Поэтому я и хочу полностью прояснить свою позицию в этом вопросе. Даже если, как я надеюсь, мне удалось избежать этой опасности, и у читателей не создастся впечатление, будто русские интересны как некие экзотические варвары, едва прикоснувшиеся к цивилизации дикари, я, тем не менее, не хочу вызвать и подозрение в том, что восхищаясь их душевными качествами, я прохожу мимо их разума или подразумеваю отсутствие у них твердости, решительности и практичности. Не хочу, чтобы кто-то подумал, будто я внушаю им: «Будьте добрыми, милыми детьми. Остальное оставьте тем, кто поумнее». Говорить об их уме со всеми вытекающими последствиями нет смысла. Мы все знаем, что они умны. Хочу лишь указать: по моему мнению, русские еще и добры, и их доброта даже важнее их ума, поскольку доброта вообще — более редкое и ценное качество, чем ум. Возможно, это трюизм, но современная жизнь придает большинству трюизмов вид ошеломляющих парадоксов.
Возьмем, с одной стороны, самые потрясающие примеры энергии и практических достижений — людей, поступки, факты, которыми могут похвастаться латинские и англосаксонские народы, и мы увидим, что на этом фоне русские могут не опасаться ударить лицом в грязь.
Или возьмем любой из изъянов, которые русские критики называют проклятием своей страны, и обнаружим: доказать, что упрек правдив, нетрудно, но это еще не вся правда — правдиво и противоположное, и исключения просто поразительны. Русские, к примеру, часто называют своим национальным изъяном лень и недостаток практической энергии. Что ж, пусть так: но оборона Севастополя, строительство Транссибирской магистрали или транспортировка войск по одной-единственной железнодорожной ветке во время войны с Японией — примеры необычайной энергии и выдающиеся достижения. Да и в лице Петра Великого, Суворова и Скобелева Россия дала миру примеры кипучей, просто устрашающей энергии. В русском характере не может не быть твердости — иначе сама Российская империя не была бы зримым свидетельством этого факта. Российская империя — результат практической деятельности, и она стоит, как стояла.

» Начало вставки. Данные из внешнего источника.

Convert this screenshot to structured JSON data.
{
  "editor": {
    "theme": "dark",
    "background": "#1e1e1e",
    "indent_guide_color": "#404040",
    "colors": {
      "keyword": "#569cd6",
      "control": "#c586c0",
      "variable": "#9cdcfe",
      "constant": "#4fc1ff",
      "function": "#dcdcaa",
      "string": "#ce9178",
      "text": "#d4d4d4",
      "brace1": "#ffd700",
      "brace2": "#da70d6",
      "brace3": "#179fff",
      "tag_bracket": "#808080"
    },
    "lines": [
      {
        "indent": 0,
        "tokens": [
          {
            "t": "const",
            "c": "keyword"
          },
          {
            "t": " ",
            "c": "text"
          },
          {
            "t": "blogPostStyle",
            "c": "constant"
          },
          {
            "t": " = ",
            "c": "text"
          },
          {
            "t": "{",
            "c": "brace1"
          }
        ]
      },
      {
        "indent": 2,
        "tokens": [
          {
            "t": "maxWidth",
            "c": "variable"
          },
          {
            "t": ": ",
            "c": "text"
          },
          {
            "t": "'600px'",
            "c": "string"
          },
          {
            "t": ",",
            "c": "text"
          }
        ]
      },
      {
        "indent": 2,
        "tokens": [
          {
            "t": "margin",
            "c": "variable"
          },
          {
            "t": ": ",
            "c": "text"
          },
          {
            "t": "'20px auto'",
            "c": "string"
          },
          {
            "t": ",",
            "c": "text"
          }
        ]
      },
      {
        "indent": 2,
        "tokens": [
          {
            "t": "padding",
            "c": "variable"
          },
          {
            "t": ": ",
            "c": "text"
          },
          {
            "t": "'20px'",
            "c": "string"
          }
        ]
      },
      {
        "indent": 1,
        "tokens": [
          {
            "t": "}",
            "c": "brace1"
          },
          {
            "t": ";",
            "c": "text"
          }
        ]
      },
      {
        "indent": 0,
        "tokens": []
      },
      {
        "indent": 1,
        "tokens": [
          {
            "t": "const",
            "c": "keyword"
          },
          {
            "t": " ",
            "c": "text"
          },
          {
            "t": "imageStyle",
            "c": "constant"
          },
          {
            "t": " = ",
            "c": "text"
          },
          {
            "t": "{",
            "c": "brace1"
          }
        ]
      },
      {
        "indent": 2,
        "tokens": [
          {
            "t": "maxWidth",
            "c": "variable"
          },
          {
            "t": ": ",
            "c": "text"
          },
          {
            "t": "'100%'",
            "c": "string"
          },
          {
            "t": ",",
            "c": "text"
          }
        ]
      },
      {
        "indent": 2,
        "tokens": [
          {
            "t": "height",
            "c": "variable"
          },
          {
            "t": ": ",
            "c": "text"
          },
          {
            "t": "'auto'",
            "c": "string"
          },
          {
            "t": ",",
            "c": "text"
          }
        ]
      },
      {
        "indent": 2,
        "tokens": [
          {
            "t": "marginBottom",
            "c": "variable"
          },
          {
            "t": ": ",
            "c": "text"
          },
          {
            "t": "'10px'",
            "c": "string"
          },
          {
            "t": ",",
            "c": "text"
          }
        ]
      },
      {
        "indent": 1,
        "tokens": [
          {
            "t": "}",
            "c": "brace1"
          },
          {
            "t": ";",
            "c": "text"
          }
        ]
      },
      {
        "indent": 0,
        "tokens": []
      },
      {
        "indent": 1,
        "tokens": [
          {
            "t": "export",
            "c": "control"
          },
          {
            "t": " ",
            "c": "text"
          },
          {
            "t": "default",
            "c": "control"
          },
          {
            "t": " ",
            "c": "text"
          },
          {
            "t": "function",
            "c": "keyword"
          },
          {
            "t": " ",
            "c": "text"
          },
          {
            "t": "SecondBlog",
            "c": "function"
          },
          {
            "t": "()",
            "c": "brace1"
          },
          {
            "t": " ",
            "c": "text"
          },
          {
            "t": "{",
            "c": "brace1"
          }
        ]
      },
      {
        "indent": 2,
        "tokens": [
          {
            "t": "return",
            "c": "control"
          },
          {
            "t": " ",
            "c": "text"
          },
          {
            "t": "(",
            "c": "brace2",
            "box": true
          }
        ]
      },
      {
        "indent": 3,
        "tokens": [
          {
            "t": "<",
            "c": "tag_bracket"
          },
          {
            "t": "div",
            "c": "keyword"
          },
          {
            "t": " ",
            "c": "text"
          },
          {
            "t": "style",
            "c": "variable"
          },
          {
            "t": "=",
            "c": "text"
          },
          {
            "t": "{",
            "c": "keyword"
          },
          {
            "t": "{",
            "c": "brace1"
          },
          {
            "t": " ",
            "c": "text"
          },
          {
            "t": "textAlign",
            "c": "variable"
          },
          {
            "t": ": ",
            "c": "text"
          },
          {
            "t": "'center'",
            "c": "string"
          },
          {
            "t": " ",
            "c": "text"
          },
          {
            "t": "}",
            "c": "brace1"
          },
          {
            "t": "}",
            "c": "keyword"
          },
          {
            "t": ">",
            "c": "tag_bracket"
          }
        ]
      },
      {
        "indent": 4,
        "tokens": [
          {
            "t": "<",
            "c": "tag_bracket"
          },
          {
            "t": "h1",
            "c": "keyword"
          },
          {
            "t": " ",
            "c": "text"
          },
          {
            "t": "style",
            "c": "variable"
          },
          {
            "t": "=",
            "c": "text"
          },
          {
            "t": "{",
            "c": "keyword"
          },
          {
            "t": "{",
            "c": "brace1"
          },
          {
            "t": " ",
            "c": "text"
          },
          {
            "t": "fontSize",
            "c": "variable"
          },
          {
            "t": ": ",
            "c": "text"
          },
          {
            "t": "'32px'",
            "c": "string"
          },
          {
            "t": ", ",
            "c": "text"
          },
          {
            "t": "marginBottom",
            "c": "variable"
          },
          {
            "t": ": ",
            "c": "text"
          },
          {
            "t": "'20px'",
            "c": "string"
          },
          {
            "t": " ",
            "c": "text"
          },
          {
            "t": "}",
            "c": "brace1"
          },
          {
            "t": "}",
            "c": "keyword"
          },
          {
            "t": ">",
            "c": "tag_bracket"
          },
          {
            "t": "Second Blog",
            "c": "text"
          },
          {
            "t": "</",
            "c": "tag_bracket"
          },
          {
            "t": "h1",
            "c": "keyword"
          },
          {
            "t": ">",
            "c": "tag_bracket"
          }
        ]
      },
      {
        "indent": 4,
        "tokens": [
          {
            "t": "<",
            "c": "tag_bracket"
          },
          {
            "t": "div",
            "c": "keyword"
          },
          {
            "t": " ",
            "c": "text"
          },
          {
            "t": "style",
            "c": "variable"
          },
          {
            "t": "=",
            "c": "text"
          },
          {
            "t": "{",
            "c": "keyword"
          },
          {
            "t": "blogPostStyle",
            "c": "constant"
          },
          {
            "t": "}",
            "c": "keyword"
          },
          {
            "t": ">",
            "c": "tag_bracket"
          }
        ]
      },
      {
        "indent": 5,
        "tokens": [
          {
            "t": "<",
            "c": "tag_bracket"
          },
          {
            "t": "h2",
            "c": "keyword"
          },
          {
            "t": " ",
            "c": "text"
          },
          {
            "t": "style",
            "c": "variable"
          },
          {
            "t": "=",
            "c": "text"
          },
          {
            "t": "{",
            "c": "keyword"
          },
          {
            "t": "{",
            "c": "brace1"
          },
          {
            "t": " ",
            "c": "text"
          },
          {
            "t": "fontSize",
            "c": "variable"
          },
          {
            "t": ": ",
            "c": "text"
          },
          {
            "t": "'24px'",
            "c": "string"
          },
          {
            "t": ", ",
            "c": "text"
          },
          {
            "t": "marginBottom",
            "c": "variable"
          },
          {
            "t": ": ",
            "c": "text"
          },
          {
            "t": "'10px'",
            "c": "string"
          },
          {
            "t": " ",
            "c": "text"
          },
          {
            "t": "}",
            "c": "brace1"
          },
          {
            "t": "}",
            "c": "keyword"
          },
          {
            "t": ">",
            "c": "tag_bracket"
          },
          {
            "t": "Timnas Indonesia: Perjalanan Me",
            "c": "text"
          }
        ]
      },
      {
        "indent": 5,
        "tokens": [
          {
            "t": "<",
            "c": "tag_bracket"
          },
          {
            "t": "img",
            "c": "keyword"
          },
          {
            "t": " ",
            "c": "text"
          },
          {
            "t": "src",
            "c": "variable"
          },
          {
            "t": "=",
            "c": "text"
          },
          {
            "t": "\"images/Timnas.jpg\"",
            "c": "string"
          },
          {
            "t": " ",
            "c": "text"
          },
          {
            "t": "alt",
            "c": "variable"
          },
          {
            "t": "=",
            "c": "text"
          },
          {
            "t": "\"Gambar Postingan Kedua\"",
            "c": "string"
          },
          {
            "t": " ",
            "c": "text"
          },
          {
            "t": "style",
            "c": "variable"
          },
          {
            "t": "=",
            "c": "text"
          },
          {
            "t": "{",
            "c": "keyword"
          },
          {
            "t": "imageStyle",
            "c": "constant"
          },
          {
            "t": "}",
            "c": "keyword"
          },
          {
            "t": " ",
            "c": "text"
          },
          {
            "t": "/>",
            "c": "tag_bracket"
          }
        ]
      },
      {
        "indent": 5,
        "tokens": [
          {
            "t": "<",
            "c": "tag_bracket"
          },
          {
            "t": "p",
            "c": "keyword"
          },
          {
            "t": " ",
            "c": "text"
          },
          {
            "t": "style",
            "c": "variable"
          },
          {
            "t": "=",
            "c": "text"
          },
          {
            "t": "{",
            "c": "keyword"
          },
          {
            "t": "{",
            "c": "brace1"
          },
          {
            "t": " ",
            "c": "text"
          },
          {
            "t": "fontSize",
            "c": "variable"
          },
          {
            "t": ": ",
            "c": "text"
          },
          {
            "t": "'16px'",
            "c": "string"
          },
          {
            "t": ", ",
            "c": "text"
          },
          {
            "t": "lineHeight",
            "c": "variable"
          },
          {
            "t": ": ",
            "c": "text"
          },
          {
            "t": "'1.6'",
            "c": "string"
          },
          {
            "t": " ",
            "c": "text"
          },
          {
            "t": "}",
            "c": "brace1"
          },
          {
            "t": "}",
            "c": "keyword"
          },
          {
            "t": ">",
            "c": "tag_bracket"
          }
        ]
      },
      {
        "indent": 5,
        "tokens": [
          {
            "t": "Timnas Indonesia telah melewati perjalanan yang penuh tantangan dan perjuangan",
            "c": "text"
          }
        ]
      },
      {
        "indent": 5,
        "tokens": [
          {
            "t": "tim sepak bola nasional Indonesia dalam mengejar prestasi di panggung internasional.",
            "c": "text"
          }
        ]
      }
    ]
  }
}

С другой стороны, возьмем те вопиющие недостатки, которые русские критики выделяют и осуждают как самые больные и слабые места национальной жизни и характера, и мы без труда найдем их аналоги в других странах Европы и Америки. Кроме того, зачастую обнаруживается: то, что мы приписываем язвам некоей конкретной формы правления, на деле — следствие первородного греха, и свойственно всем странам, как бы ни выглядела и ни называлась их политическая система.
Впрочем, я хочу сказать о другом: если в том, что касается общих категорий изъянов и достоинств, добродетелей и грехов, русские равны другим народам, не хуже, если не лучше их, то они, при прочих равных условиях, по натуре своей обладают особым и уникальным даром доброты и веры, соответствия которому трудно найти у кого-либо еще, хотя в Америке вы, пожалуй, обнаружите нечто подобное.